Years ago, clinical trials offered a last ray of hope to the sickest cancer patients when conventional treatment failed. Today, clinical trials number in the thousands and some patients with common cancers can even enroll in a clinical trial as a first treatment20. Unfortunately, many cancer patients and their families do not understand clinical trials. Our goal is to de-mystify clinical trials so that they are understood and not feared. Here are some of the most common myths:


Since the treatments are randomly assigned, I might get a placebo, or sugar pill, instead of the new treatment. I will be no better off – and possibly even worse off – if I enroll in a trial.


Placebos are rarely used in cancer treatment. Your well-being is a top priority. You will either receive the experimental treatment or the current best standard treatment available so researchers can determine which is more effective.


I’m going to be treated like a guinea pig.


Not so. You will receive continuous, superior health care by a medical team specially trained to treat cancer. You will be regularly monitored by a research nurse that is assigned to you. A recent survey of cancer patients found that 97 percent of the respondents said that they received excellent or good quality care, and were treated with “dignity and respect.” 21


My insurance won’t cover the cost of a clinical trial.
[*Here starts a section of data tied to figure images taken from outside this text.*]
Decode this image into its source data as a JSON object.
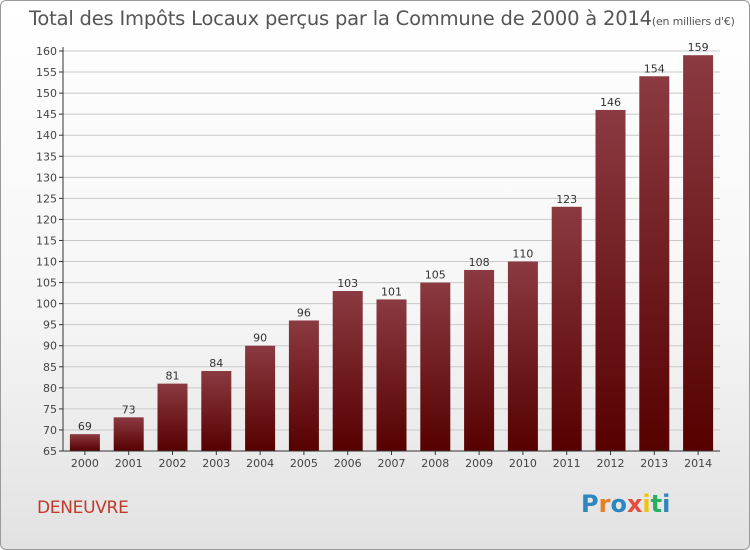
{
  "header": {
    "title": "Total des Impôts Locaux perçus par la Commune de 2000 à 2014",
    "unit": "(en milliers d'€)"
  },
  "commune": "DENEUVRE",
  "logo": {
    "text": "Proxiti",
    "letters": [
      {
        "ch": "P",
        "color": "#2e86c1"
      },
      {
        "ch": "r",
        "color": "#e67e22"
      },
      {
        "ch": "o",
        "color": "#2e86c1"
      },
      {
        "ch": "x",
        "color": "#e74c3c"
      },
      {
        "ch": "i",
        "color": "#f1c40f"
      },
      {
        "ch": "t",
        "color": "#27ae60"
      },
      {
        "ch": "i",
        "color": "#2e86c1"
      }
    ]
  },
  "colors": {
    "bar_top": "#8b3a41",
    "bar_bottom": "#560000",
    "grid": "#c9c9c9",
    "axis": "#333333",
    "title": "#555555",
    "commune": "#c0392b"
  },
  "chart_data": {
    "type": "bar",
    "title": "Total des Impôts Locaux perçus par la Commune de 2000 à 2014",
    "xlabel": "",
    "ylabel": "",
    "categories": [
      "2000",
      "2001",
      "2002",
      "2003",
      "2004",
      "2005",
      "2006",
      "2007",
      "2008",
      "2009",
      "2010",
      "2011",
      "2012",
      "2013",
      "2014"
    ],
    "values": [
      69,
      73,
      81,
      84,
      90,
      96,
      103,
      101,
      105,
      108,
      110,
      123,
      146,
      154,
      159
    ],
    "ylim": [
      65,
      160
    ],
    "yticks": [
      65,
      70,
      75,
      80,
      85,
      90,
      95,
      100,
      105,
      110,
      115,
      120,
      125,
      130,
      135,
      140,
      145,
      150,
      155,
      160
    ],
    "grid": true
  }
}
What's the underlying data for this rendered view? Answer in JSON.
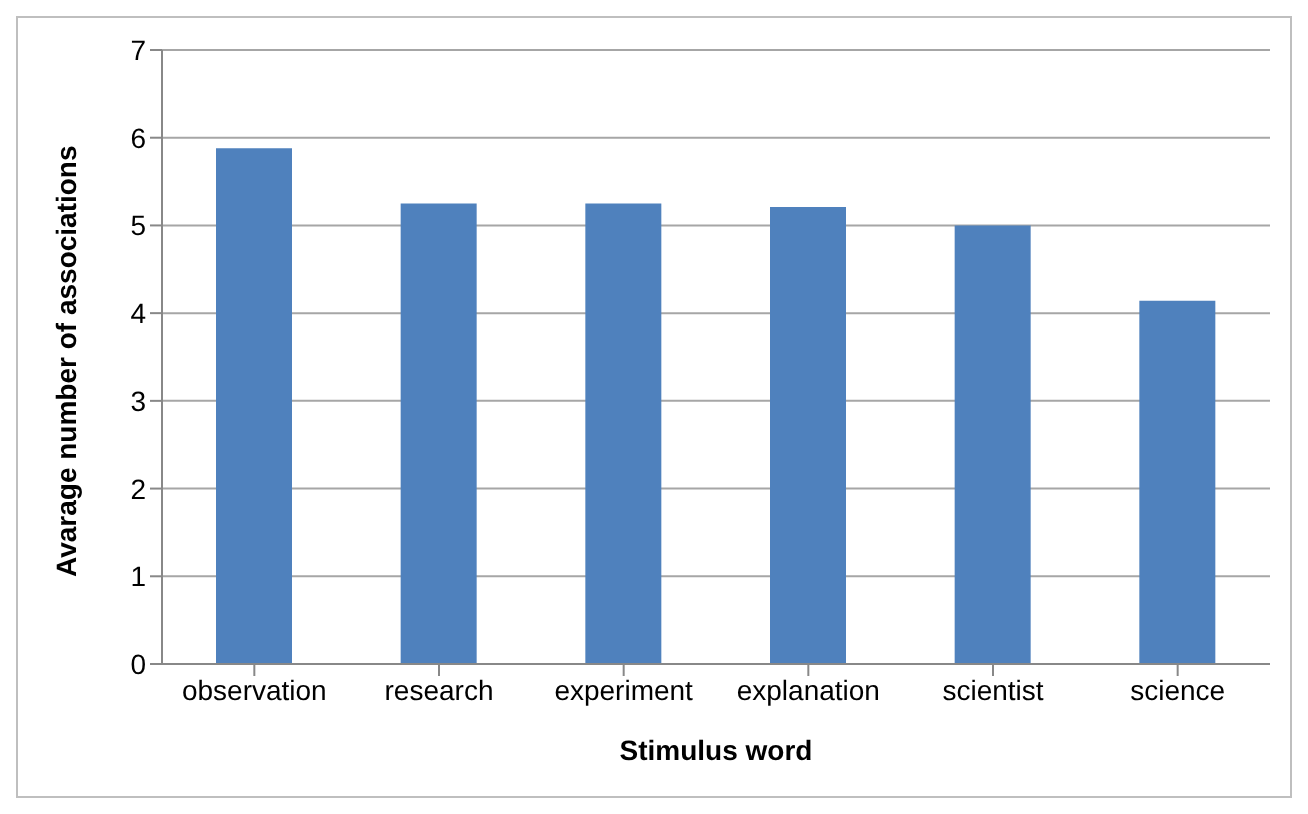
{
  "chart_data": {
    "type": "bar",
    "xlabel": "Stimulus word",
    "ylabel": "Avarage number of associations",
    "categories": [
      "observation",
      "research",
      "experiment",
      "explanation",
      "scientist",
      "science"
    ],
    "values": [
      5.88,
      5.25,
      5.25,
      5.21,
      5.0,
      4.14
    ],
    "color": "#4f81bd",
    "ylim": [
      0,
      7
    ],
    "yticks": [
      0,
      1,
      2,
      3,
      4,
      5,
      6,
      7
    ],
    "grid": "y",
    "legend": false
  }
}
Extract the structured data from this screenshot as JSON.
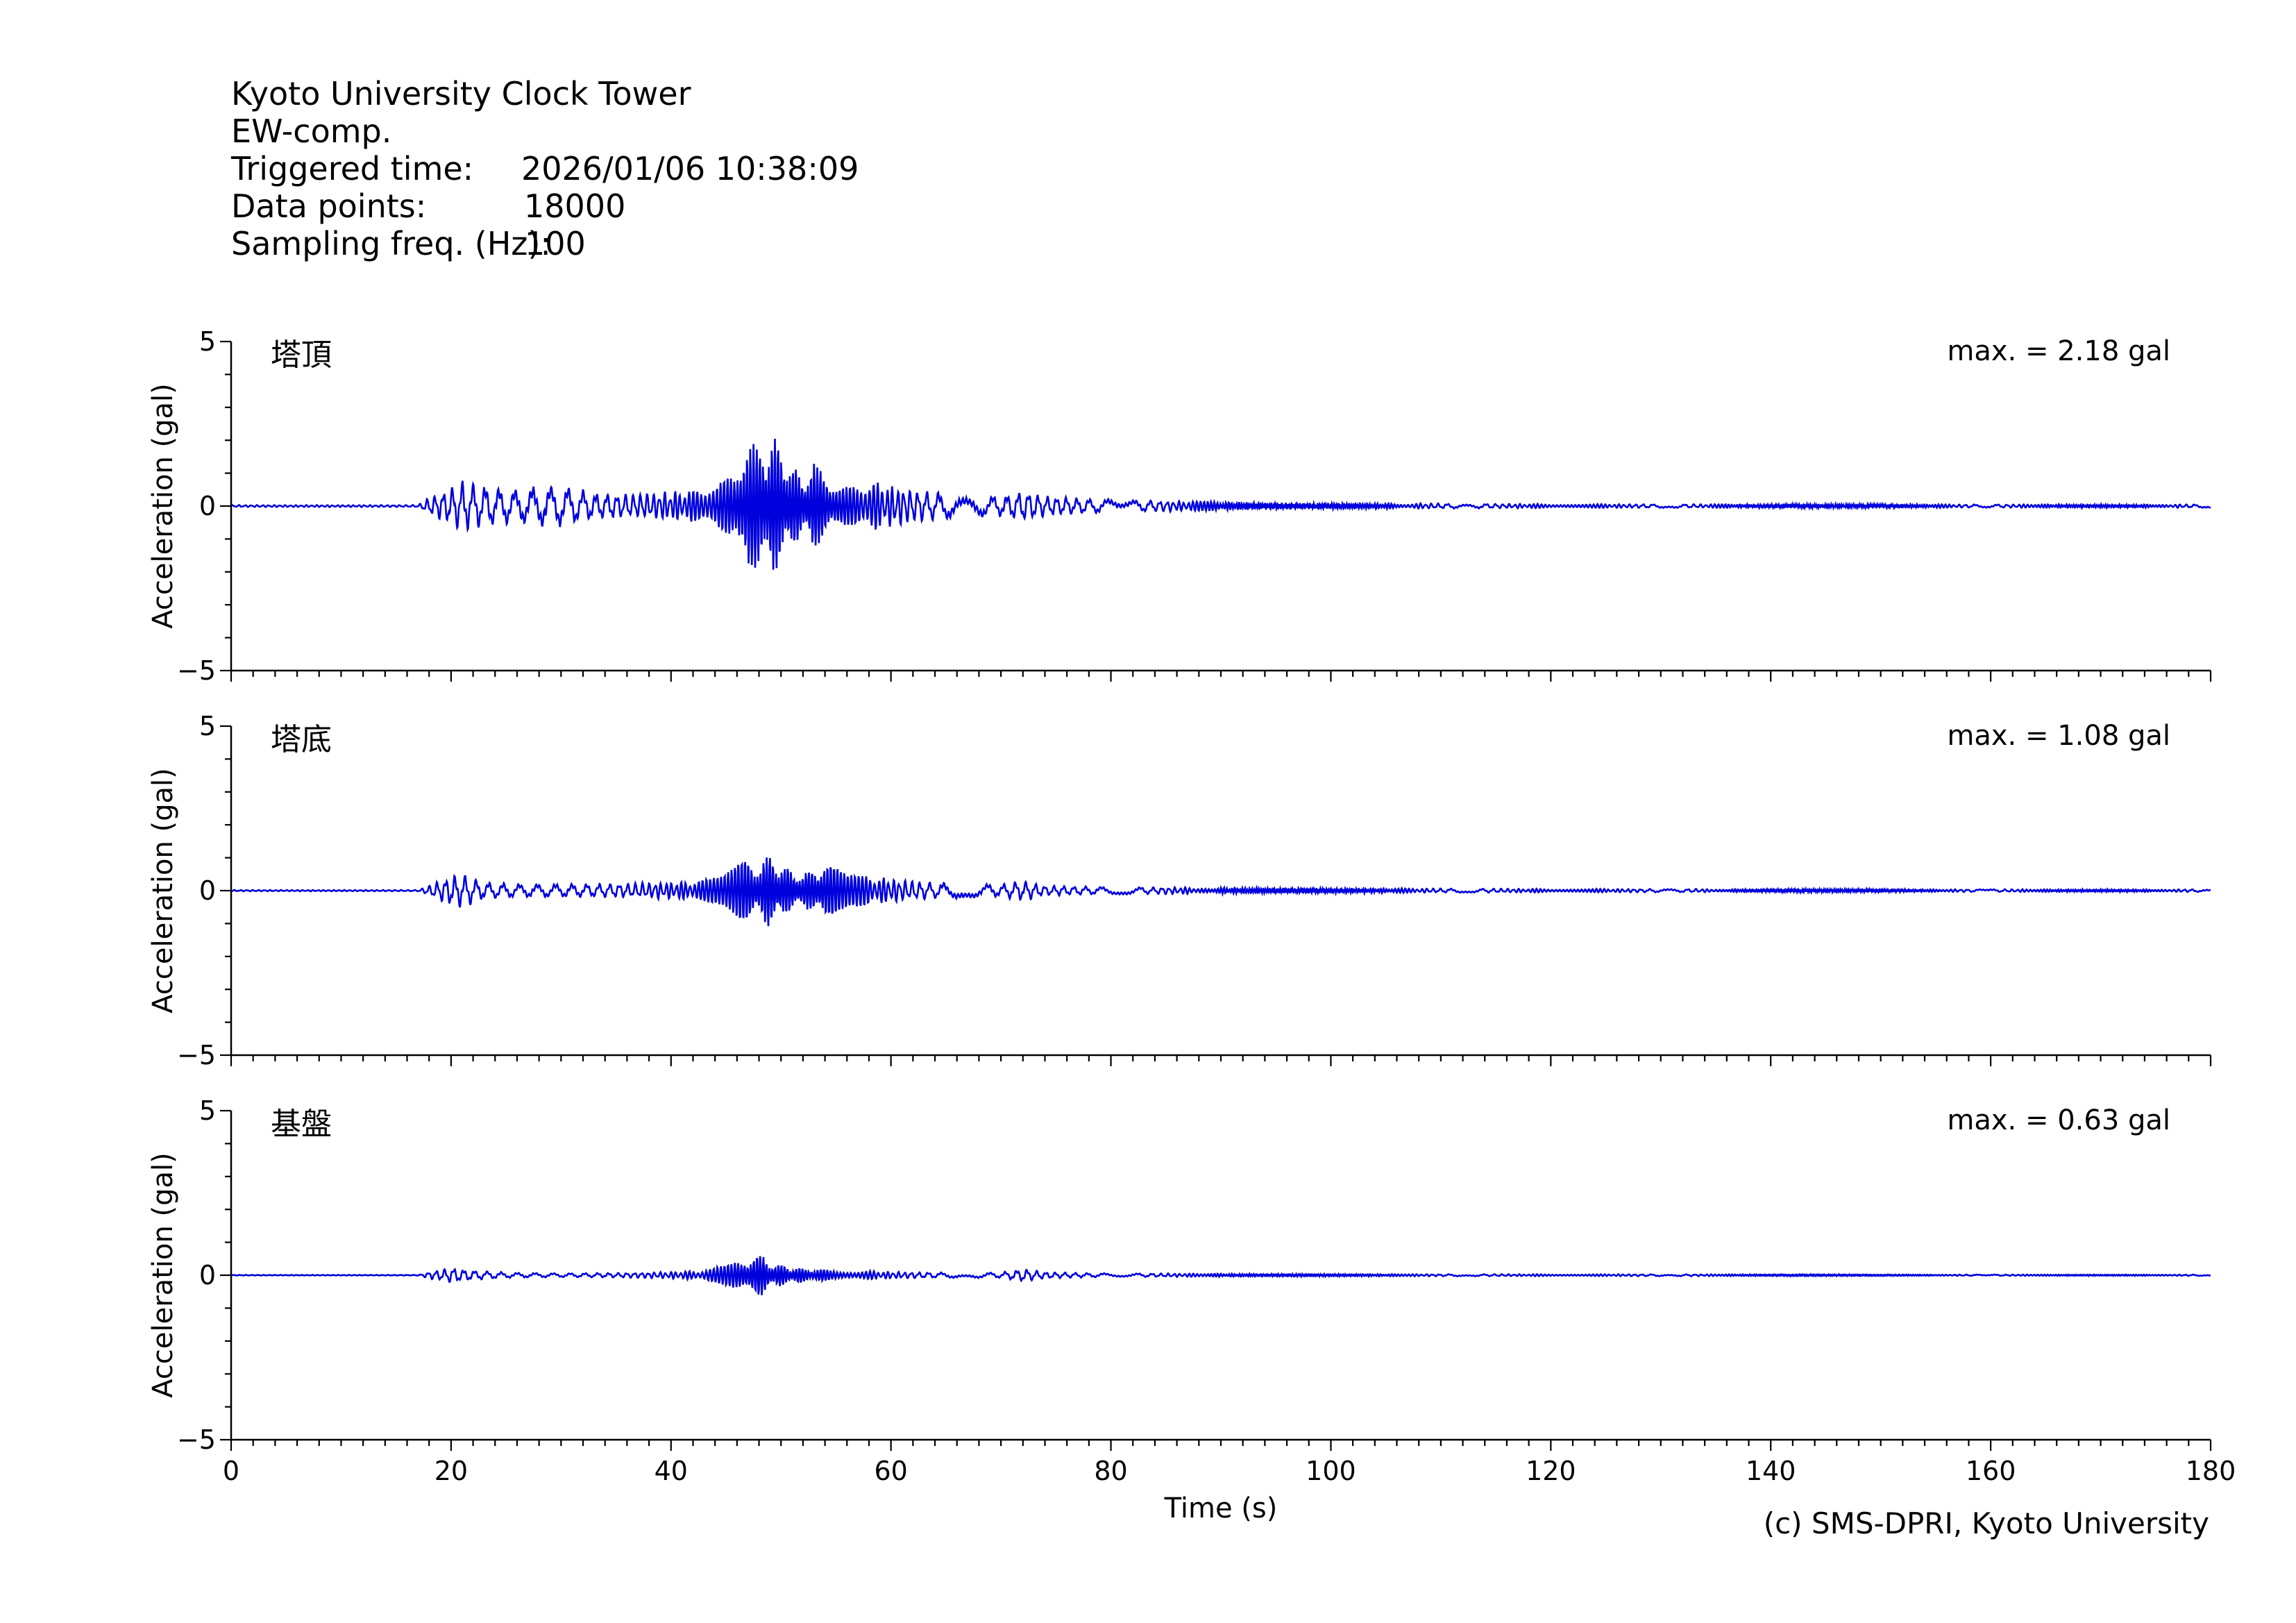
{
  "header": {
    "station": "Kyoto University Clock Tower",
    "component": "EW-comp.",
    "triggered_label": "Triggered time:",
    "triggered_value": "2026/01/06 10:38:09",
    "points_label": "Data points:",
    "points_value": "18000",
    "freq_label": "Sampling freq. (Hz):",
    "freq_value": "100"
  },
  "credit": "(c) SMS-DPRI, Kyoto University",
  "colors": {
    "trace": "#0000dd",
    "axis": "#000000"
  },
  "chart_data": [
    {
      "type": "line",
      "panel": "塔頂",
      "max_label": "max. = 2.18 gal",
      "peak": 2.18,
      "ylabel": "Acceleration (gal)",
      "xlabel": "",
      "xlim": [
        0,
        180
      ],
      "ylim": [
        -5,
        5
      ],
      "yticks": [
        -5,
        0,
        5
      ],
      "yticklabels": [
        "−5",
        "0",
        "5"
      ],
      "xticks": [
        0,
        20,
        40,
        60,
        80,
        100,
        120,
        140,
        160,
        180
      ],
      "xticklabels": [],
      "envelope": {
        "t": [
          0,
          17,
          18,
          20,
          21,
          23,
          26,
          28,
          30,
          33,
          36,
          39,
          42,
          44,
          45,
          46,
          47,
          48,
          49,
          50,
          51,
          52,
          53,
          54,
          55,
          57,
          60,
          63,
          66,
          70,
          72,
          74,
          78,
          82,
          88,
          95,
          105,
          120,
          140,
          160,
          180
        ],
        "a": [
          0.03,
          0.03,
          0.25,
          0.55,
          0.75,
          0.6,
          0.5,
          0.6,
          0.6,
          0.4,
          0.35,
          0.4,
          0.45,
          0.8,
          1.3,
          1.6,
          2.0,
          1.8,
          2.18,
          1.7,
          1.2,
          0.9,
          1.3,
          1.0,
          0.8,
          0.8,
          0.6,
          0.45,
          0.35,
          0.3,
          0.45,
          0.3,
          0.22,
          0.18,
          0.14,
          0.1,
          0.08,
          0.06,
          0.05,
          0.05,
          0.05
        ]
      }
    },
    {
      "type": "line",
      "panel": "塔底",
      "max_label": "max. = 1.08 gal",
      "peak": 1.08,
      "ylabel": "Acceleration (gal)",
      "xlabel": "",
      "xlim": [
        0,
        180
      ],
      "ylim": [
        -5,
        5
      ],
      "yticks": [
        -5,
        0,
        5
      ],
      "yticklabels": [
        "−5",
        "0",
        "5"
      ],
      "xticks": [
        0,
        20,
        40,
        60,
        80,
        100,
        120,
        140,
        160,
        180
      ],
      "xticklabels": [],
      "envelope": {
        "t": [
          0,
          17,
          18,
          20,
          21,
          23,
          26,
          30,
          35,
          40,
          43,
          45,
          46,
          47,
          48,
          49,
          50,
          51,
          52,
          53,
          54,
          56,
          60,
          63,
          66,
          70,
          72,
          74,
          78,
          85,
          95,
          110,
          130,
          150,
          180
        ],
        "a": [
          0.02,
          0.02,
          0.15,
          0.45,
          0.5,
          0.25,
          0.2,
          0.2,
          0.2,
          0.25,
          0.3,
          0.6,
          0.8,
          1.0,
          0.85,
          1.08,
          0.8,
          0.6,
          0.45,
          0.7,
          0.9,
          0.5,
          0.35,
          0.25,
          0.22,
          0.18,
          0.3,
          0.15,
          0.12,
          0.1,
          0.08,
          0.06,
          0.05,
          0.04,
          0.04
        ]
      }
    },
    {
      "type": "line",
      "panel": "基盤",
      "max_label": "max. = 0.63 gal",
      "peak": 0.63,
      "ylabel": "Acceleration (gal)",
      "xlabel": "Time (s)",
      "xlim": [
        0,
        180
      ],
      "ylim": [
        -5,
        5
      ],
      "yticks": [
        -5,
        0,
        5
      ],
      "yticklabels": [
        "−5",
        "0",
        "5"
      ],
      "xticks": [
        0,
        20,
        40,
        60,
        80,
        100,
        120,
        140,
        160,
        180
      ],
      "xticklabels": [
        "0",
        "20",
        "40",
        "60",
        "80",
        "100",
        "120",
        "140",
        "160",
        "180"
      ],
      "envelope": {
        "t": [
          0,
          17,
          18,
          20,
          22,
          25,
          30,
          35,
          40,
          43,
          45,
          46,
          47,
          48,
          49,
          50,
          52,
          55,
          60,
          65,
          70,
          72,
          74,
          78,
          85,
          95,
          110,
          130,
          150,
          180
        ],
        "a": [
          0.01,
          0.01,
          0.1,
          0.22,
          0.15,
          0.08,
          0.06,
          0.07,
          0.1,
          0.15,
          0.3,
          0.45,
          0.55,
          0.63,
          0.4,
          0.3,
          0.2,
          0.15,
          0.1,
          0.08,
          0.08,
          0.2,
          0.1,
          0.06,
          0.05,
          0.04,
          0.03,
          0.03,
          0.02,
          0.02
        ]
      }
    }
  ]
}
Since medical research is regulated and closely evaluated, many insurance providers cover it. In fact, 79 percent of survey respondents who enrolled in cancer clinical trials reported that their costs were covered by their insurance plan22. Many states have passed laws to require that insurers cover the routine expenses of clinical trials. In June 2000, Medicare was directed to cover the patient care costs of a clinical trial23. Information about what Medicare will cover can be found on the Centers for Medicare & Medicaid (formerly the Health Care Financing Administration) Web site.